The adult is Larry, a 5-year old. My neighbor, Roger, named him after a Sears repairman. We know albatross Larry is a male because he was DNA tested. He is the chick’s brother. Almost every time I have seen him this year, Larry was either sitting near his sibling, or in the yard next door or directly across the street from him.
The parents of Larry and the chick are KP468 and KP507. They are two females who raised chicks in 2004-2005, 2005-2006, 2006-2007 (Larry), 2008-2009, and 2010-2011. 4 of the 5 chicks fledged successfully.
Is it a coincidence that Larry spends all of this time near his sibling’s nest? He was in the area when his mothers were incubating the egg, he was even there the day the chick hatched. Did he recognize his mothers, and did they know who he was? Albatrosses have a good sense of smell. Do they have a scent that is detectable to close relatives? Larry’s mothers have been given PMRF eggs at times, but Larry and his sibling were both the biological chick of one of the females.
All of this couple’s nests were in the yards of just four houses in my neighborhood. Larry’s nest was across the street from chick 8. So is he hanging out near his sibling simply because he is so attached to this area? I went back to my database for last year, the first time that Larry returned to Princeville since fledging, and checked carefully to see where I had observed him.
Almost always, I saw Larry in the yard where his nest had been or in a couple of other houses near by. I have never seen him in any other area. Many returning albatrosses feel drawn to the area they lived in when they were chicks, but some of them move between areas. Out of 13 adults who were chicks in Princeville and returned here to nest, and for whom we have data on the locations of the nests where they hatched, 9 built their nests in the very area where they had lived as chicks, and 4 moved to different areas.
These questions about Larry will be on the list of the ones I will ask when someone deciphers albatross language, somewhere after, “How do you choose a mate?” and “Why would you abandon the mate you successfully raised chicks with for this other albatross?”
Whoever is working on that code, please let me know when you have cracked it!
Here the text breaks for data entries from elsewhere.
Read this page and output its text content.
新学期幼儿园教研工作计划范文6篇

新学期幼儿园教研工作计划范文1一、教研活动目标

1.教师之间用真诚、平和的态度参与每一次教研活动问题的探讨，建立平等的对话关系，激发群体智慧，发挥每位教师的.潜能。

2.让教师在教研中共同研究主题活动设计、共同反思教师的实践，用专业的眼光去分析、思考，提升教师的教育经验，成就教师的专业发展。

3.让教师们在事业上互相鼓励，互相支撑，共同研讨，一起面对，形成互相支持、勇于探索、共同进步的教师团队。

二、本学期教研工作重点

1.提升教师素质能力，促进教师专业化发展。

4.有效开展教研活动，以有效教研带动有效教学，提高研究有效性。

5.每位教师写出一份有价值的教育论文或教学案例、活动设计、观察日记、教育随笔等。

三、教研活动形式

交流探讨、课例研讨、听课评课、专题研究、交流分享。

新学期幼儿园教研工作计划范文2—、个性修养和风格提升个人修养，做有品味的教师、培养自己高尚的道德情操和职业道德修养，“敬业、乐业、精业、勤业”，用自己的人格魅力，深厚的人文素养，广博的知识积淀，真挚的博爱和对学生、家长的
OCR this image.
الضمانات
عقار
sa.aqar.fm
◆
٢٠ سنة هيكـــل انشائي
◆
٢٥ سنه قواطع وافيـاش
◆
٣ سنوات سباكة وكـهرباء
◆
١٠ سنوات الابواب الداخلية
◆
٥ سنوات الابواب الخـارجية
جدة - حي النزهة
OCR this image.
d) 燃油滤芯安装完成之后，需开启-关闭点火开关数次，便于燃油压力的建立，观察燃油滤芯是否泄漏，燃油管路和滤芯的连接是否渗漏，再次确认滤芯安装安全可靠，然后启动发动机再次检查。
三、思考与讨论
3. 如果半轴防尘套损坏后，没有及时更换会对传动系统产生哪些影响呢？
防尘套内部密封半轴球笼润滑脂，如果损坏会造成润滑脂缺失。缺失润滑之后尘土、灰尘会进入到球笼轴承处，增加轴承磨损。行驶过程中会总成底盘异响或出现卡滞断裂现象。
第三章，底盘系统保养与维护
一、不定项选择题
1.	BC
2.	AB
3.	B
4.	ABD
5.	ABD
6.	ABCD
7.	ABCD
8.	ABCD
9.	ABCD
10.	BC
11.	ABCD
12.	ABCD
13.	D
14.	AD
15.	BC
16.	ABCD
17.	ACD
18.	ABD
We regularly observe black crowned night herons flying in for the night along Stevens Creek as it empties into San Francisco Bay (part of the Don Edwards NWR). It always appears to be one adult with one or two juveniles gliding in to hide in the reeds – very much the look of a family unit. Marabou storks are thought to roost as extended families, all members of the group related. many other examples come to mind. I have no doubt that albatross, though colonial, also group by family or clan – a fascinating line of research.